Ce procès, qui opposait Monsanto à un agriculteur de l’Indiana, M. Vernon Hugh Bowman, concernait la portée d’un brevet et le droit d’un agriculteur à utiliser le grain issu de sa récolte comme semence lorsqu’il s’agit de variétés génétiquement modifiées brevetées. Il est important de souligner que le gouvernement étasunien et BSA / Software alliance (qui regroupe les monstres de l’informatique comme Apple ou Microsoft) ont souhaité soutenir Monsanto dans ce procès.
L’agriculteur sème sans payer de royalties
En 1999, M. Bowman a acheté des semences de soja Roundup Ready, brevetées, les a semées et a vendu sa récolte. Jusque là, il avait scrupuleusement respecté le contrat signé avec Monsanto. Puis, il a souhaité faire une deuxième culture. Pour réduire le coût de ses semences, il a acheté à un organisme stockeur des grains destinés à l’alimentation du bétail (et donc pas des semences en tant que telles).

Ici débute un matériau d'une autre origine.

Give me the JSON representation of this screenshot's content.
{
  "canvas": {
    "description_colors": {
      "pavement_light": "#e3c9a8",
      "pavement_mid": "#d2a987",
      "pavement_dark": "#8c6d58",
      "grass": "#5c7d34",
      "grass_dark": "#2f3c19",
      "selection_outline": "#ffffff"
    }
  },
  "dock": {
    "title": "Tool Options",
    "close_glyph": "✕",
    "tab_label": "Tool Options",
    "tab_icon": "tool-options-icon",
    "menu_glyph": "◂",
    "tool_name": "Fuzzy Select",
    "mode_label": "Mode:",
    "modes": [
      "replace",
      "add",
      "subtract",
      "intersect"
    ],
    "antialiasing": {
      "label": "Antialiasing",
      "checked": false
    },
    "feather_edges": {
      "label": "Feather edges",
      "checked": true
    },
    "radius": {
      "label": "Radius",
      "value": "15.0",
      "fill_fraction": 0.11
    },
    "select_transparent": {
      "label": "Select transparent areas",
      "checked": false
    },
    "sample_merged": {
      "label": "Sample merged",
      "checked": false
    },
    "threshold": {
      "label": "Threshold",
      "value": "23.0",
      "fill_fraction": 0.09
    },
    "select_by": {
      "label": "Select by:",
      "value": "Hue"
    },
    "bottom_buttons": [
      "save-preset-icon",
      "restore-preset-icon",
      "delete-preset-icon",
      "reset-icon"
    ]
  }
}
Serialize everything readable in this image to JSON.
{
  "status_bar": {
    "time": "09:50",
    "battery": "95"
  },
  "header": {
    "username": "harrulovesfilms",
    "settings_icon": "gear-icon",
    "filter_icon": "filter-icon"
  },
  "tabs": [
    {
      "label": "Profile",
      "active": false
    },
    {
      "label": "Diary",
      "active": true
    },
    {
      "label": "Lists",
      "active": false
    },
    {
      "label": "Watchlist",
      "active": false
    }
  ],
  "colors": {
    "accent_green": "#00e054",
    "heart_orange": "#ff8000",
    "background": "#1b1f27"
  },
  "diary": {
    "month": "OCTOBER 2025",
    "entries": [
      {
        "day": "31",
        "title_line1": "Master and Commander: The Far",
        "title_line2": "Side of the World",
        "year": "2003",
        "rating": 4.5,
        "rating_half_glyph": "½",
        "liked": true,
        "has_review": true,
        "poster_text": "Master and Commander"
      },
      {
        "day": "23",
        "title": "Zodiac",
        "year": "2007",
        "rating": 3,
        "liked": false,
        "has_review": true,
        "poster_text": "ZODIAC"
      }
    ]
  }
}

Le prix de vente de ces grains ne comprenait pas la redevance au propriétaire du brevet, qui ne porte que sur la culture et non sur la consommation. Mais sachant que le taux d’adoption des variétés transgéniques de soja était dès 1999 très élevé (63% du soja cultivé dans l’Indiana en 2000 était GM), on peut penser qu’il espérait que la plupart de ces grains soient issus de semences génétiquement modifiées pour tolérer l’herbicide Roundup. La nature exacte du grain acheté n’était pas connue (l’étiquetage des OGM ainsi que l’information de la présence d’un brevet dans les plantes achetées n’existant pas aux Etats-Unis !), ni la proportion de soja GM et non GM stocké par l’organisme. Il a ensuite semé ce grain et cultivé ce soja en appliquant du Roundup sur son champ, puis a gardé une partie de sa récolte, qu’il a ressemée pendant huit ans, parfois agrémentée de nouveaux grains en provenance du même silo [3].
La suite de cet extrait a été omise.